Although I am impressed with how well the models perform when trained purely in a Chinese Room format. I think they have gleaned some understanding of some systems beyond just a super powered Markov chain.
I'll admit that's possible. But if it's coded in a set of weights that happen to generate a good answer, how can we tell? I honestly think explainability is the most important problem in AI right now. And not explainability in terms of the model generating a series of words, but introspective explainability. If the models get to superhuman levels, maybe we don't have to have that, but until one or the other I don't know how we can demonstrate anything beyond super Markov chain.
I get the fusion power thing. There has been serious research going into fusion power.
But with the space elevator... I don't think even serious materials research scientists and engineers think we are anywhere close to a space elevator. Yeah, graphene / carbon nanotubes are exciting, but no viable manufacturing technique for the long braided strands required has been anywhere close. Our materials science is just nowhere near and people doing the research understand how far off we are.
I’d believe space elevators could be around the corner if we had smaller analogues in production right now. Like a 2 mile tall building supported with miles of carbon nanotube wires.
Well yeah exactly. And that's not considering boring stuff like weather, wear and tear, and what happens if the cable snaps and the bottom half comes crashing down to earth. Even a super-light wire would presumably cause a catastrophic impact (and that's not considering if whatever payload came crashing down with it).
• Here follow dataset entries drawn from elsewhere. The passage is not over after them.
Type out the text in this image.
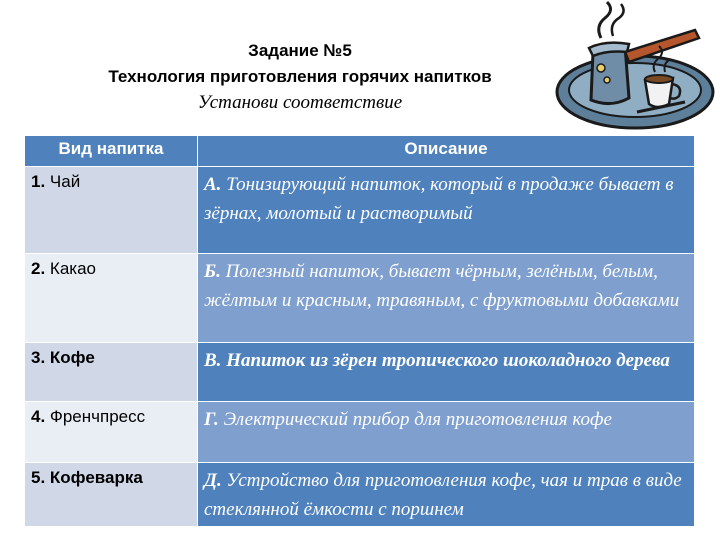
Задание №5
Технология приготовления горячих напитков
Установи соответствие
Вид напитка	Описание
1. Чай	А. Тонизирующий напиток, который в продаже бывает в зёрнах, молотый и растворимый
2. Какао	Б. Полезный напиток, бывает чёрным, зелёным, белым, жёлтым и красным, травяным, с фруктовыми добавками
3. Кофе	В. Напиток из зёрен тропического шоколадного дерева
4. Френчпресс	Г. Электрический прибор для приготовления кофе
5. Кофеварка	Д. Устройство для приготовления кофе, чая и трав в виде стеклянной ёмкости с поршнем
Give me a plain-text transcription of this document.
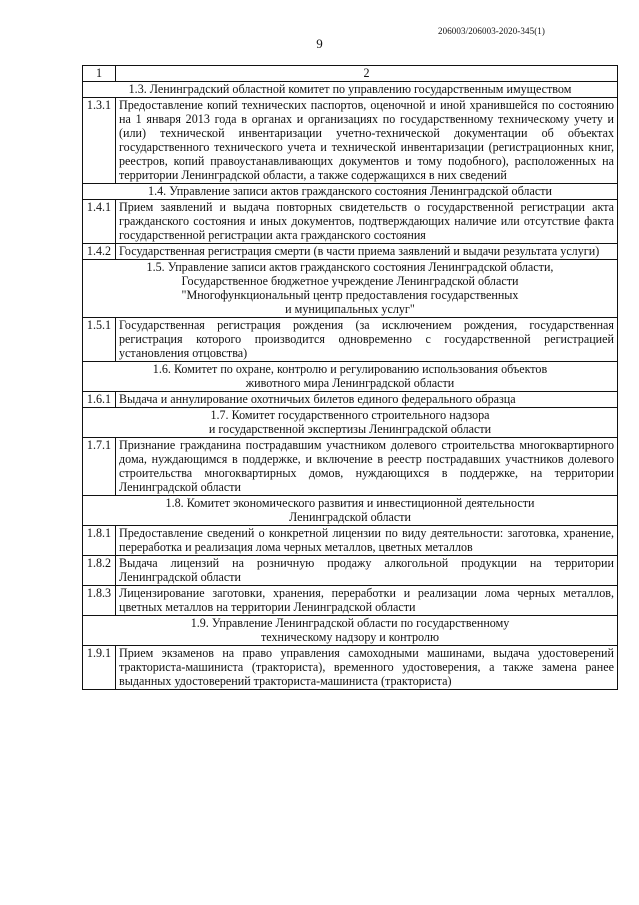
206003/206003-2020-345(1)
9
1	2

1.3. Ленинградский областной комитет по управлению государственным имуществом	

1.3.1	Предоставление копий технических паспортов, оценочной и иной хранившейся по состоянию на 1 января 2013 года в органах и организациях по государственному техническому учету и (или) технической инвентаризации учетно-технической документации об объектах государственного технического учета и технической инвентаризации (регистрационных книг, реестров, копий правоустанавливающих документов и тому подобного), расположенных на территории Ленинградской области, а также содержащихся в них сведений

1.4. Управление записи актов гражданского состояния Ленинградской области	

1.4.1	Прием заявлений и выдача повторных свидетельств о государственной регистрации акта гражданского состояния и иных документов, подтверждающих наличие или отсутствие факта государственной регистрации акта гражданского состояния
1.4.2	Государственная регистрация смерти (в части приема заявлений и выдачи результата услуги)

1.5. Управление записи актов гражданского состояния Ленинградской области,
Государственное бюджетное учреждение Ленинградской области
"Многофункциональный центр предоставления государственных
и муниципальных услуг"	

1.5.1	Государственная регистрация рождения (за исключением рождения, государственная регистрация которого производится одновременно с государственной регистрацией установления отцовства)

1.6. Комитет по охране, контролю и регулированию использования объектов
животного мира Ленинградской области	

1.6.1	Выдача и аннулирование охотничьих билетов единого федерального образца

1.7. Комитет государственного строительного надзора
и государственной экспертизы Ленинградской области	

1.7.1	Признание гражданина пострадавшим участником долевого строительства многоквартирного дома, нуждающимся в поддержке, и включение в реестр пострадавших участников долевого строительства многоквартирных домов, нуждающихся в поддержке, на территории Ленинградской области

1.8. Комитет экономического развития и инвестиционной деятельности
Ленинградской области	

1.8.1	Предоставление сведений о конкретной лицензии по виду деятельности: заготовка, хранение, переработка и реализация лома черных металлов, цветных металлов
1.8.2	Выдача лицензий на розничную продажу алкогольной продукции на территории Ленинградской области
1.8.3	Лицензирование заготовки, хранения, переработки и реализации лома черных металлов, цветных металлов на территории Ленинградской области

1.9. Управление Ленинградской области по государственному
техническому надзору и контролю	

1.9.1	Прием экзаменов на право управления самоходными машинами, выдача удостоверений тракториста-машиниста (тракториста), временного удостоверения, а также замена ранее выданных удостоверений тракториста-машиниста (тракториста)
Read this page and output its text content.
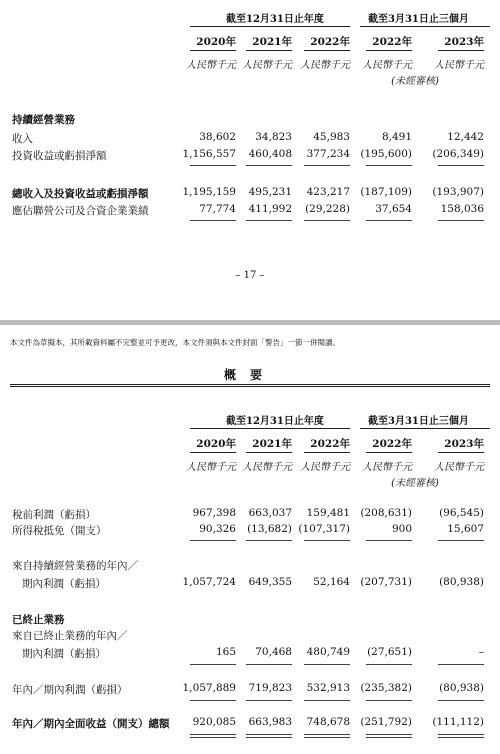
截至12月31日止年度	截至3月31日止三個月
2020年	2021年	2022年	2022年	2023年
人民幣千元 人民幣千元 人民幣千元	人民幣千元	人民幣千元
(未經審核)
持續經營業務
收入	38,602	34,823	45,983	8,491	12,442
投資收益或虧損淨額	1,156,557	460,408	377,234 (195,600)	(206,349)
總收入及投資收益或虧損淨額	1,195,159	495,231	423,217 (187,109)	(193,907)
應佔聯營公司及合資企業業績	77,774	411,992	(29,228)	37,654	158,036
– 17 –
本文件為草擬本，其所載資料屬不完整並可予更改，本文件須與本文件封面「警告」一節一併閱讀。
概要
截至12月31日止年度	截至3月31日止三個月
2020年	2021年	2022年	2022年	2023年
人民幣千元 人民幣千元 人民幣千元	人民幣千元	人民幣千元
(未經審核)
稅前利潤（虧損）	967,398	663,037	159,481 (208,631)	(96,545)
所得稅抵免（開支）	90,326	(13,682) (107,317)	900	15,607
來自持續經營業務的年內／
期內利潤（虧損）	1,057,724	649,355	52,164 (207,731)	(80,938)
已終止業務
來自已終止業務的年內／
期內利潤（虧損）	165	70,468	480,749	(27,651)	–
年內／期內利潤（虧損）	1,057,889	719,823	532,913 (235,382)	(80,938)
年內／期內全面收益（開支）總額	920,085	663,983	748,678 (251,792)	(111,112)
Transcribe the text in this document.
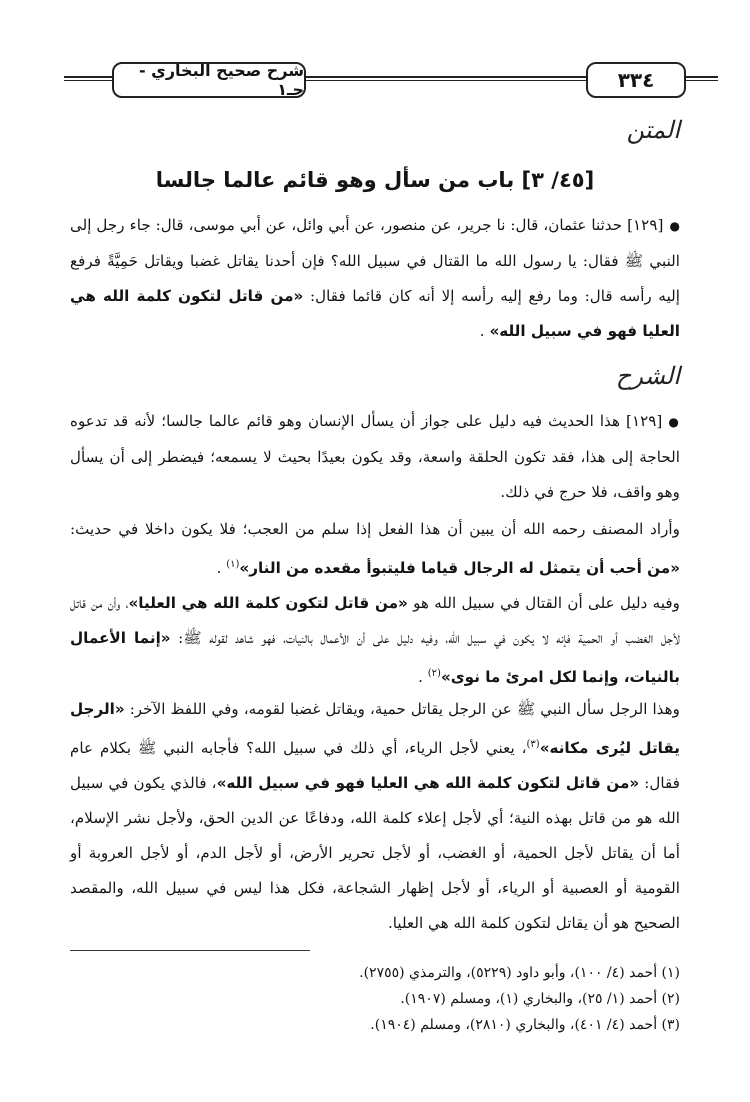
٣٣٤
شرح صحيح البخاري - جـ١
المتن
[٤٥/ ٣] باب من سأل وهو قائم عالما جالسا
● [١٢٩] حدثنا عثمان، قال: نا جرير، عن منصور، عن أبي وائل، عن أبي موسى، قال: جاء رجل إلى النبي ﷺ فقال: يا رسول الله ما القتال في سبيل الله؟ فإن أحدنا يقاتل غضبا ويقاتل حَمِيَّةً فرفع إليه رأسه قال: وما رفع إليه رأسه إلا أنه كان قائما فقال: «من قاتل لتكون كلمة الله هي العليا فهو في سبيل الله» .
الشرح
● [١٢٩] هذا الحديث فيه دليل على جواز أن يسأل الإنسان وهو قائم عالما جالسا؛ لأنه قد تدعوه الحاجة إلى هذا، فقد تكون الحلقة واسعة، وقد يكون بعيدًا بحيث لا يسمعه؛ فيضطر إلى أن يسأل وهو واقف، فلا حرج في ذلك.
وأراد المصنف رحمه الله أن يبين أن هذا الفعل إذا سلم من العجب؛ فلا يكون داخلا في حديث: «من أحب أن يتمثل له الرجال قياما فليتبوأ مقعده من النار»$^{(١)}$ .
وفيه دليل على أن القتال في سبيل الله هو «من قاتل لتكون كلمة الله هي العليا»، وأن من قاتل لأجل الغضب أو الحمية فإنه لا يكون في سبيل الله، وفيه دليل على أن الأعمال بالنيات، فهو شاهد لقوله ﷺ: «إنما الأعمال بالنيات، وإنما لكل امرئ ما نوى»$^{(٢)}$ .
وهذا الرجل سأل النبي ﷺ عن الرجل يقاتل حمية، ويقاتل غضبا لقومه، وفي اللفظ الآخر: «الرجل يقاتل ليُرى مكانه»$^{(٣)}$، يعني لأجل الرياء، أي ذلك في سبيل الله؟ فأجابه النبي ﷺ بكلام عام فقال: «من قاتل لتكون كلمة الله هي العليا فهو في سبيل الله»، فالذي يكون في سبيل الله هو من قاتل بهذه النية؛ أي لأجل إعلاء كلمة الله، ودفاعًا عن الدين الحق، ولأجل نشر الإسلام، أما أن يقاتل لأجل الحمية، أو الغضب، أو لأجل تحرير الأرض، أو لأجل الدم، أو لأجل العروبة أو القومية أو العصبية أو الرياء، أو لأجل إظهار الشجاعة، فكل هذا ليس في سبيل الله، والمقصد الصحيح هو أن يقاتل لتكون كلمة الله هي العليا.
(١) أحمد (٤/ ١٠٠)، وأبو داود (٥٢٢٩)، والترمذي (٢٧٥٥).
(٢) أحمد (١/ ٢٥)، والبخاري (١)، ومسلم (١٩٠٧).
(٣) أحمد (٤/ ٤٠١)، والبخاري (٢٨١٠)، ومسلم (١٩٠٤).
People were talking about space elevators before graphene or carbon nanotubes existed. I think the original idea came from Heinlein and when I was a kid there was no material that was even remotely feasible but it was still a tech that people talked about being possible in the "near" future.
Decades of optimizing compilers, static analyzers, and software engineering practices when the solution to quality was right under our noses all along.
> This lack of meta-cognition is a big reason why this first generation of LLM-based products – ChatGPT, Stable Diffusion, GitHub Copilot – are expressed as copilots, as opposed to say autonomous assistants that can be relied upon to perform a task correctly. We encountered the same issue in our previous post about doing scientific literature meta-analysis with LLMs.
Is there any indication that a next generation of LLM-based products can solve the meta-cognition problem?
Both Sam and Yann have expressed desire to pursue the idea of asymmetric computational load, where "harder" problems emit or recurse through more tokens while "easier" problems (like retrieving tbe current date) use less tokens. This assumes there is a fixed amount of intelligence brought to bear for emitting each token.
>Humans can estimate the complexity of a task without performing the task.
I would argue this ability drops precipitously as the complexity grows. That's part of the reason cost and schedule estimates are notoriously unreliable on big projects.
Just a meta comment here. When does a metaphor stop being a metaphor and start becoming a lie? Does it have to do with the speakers intention or can it just get away from you and nobody notices?
Not really, and it shows that LLMs just like prior attempts at generalized AI are gonna hit a wall, they're trying to brute force the issue which in my opinion won't work.
It doesn't seem like there any any real optimization possibilities in the article though. For household taxes there just aren't really situations complicated enough to need optimizing, and the big things like maxing out 401k you had to have done the previous year anyway.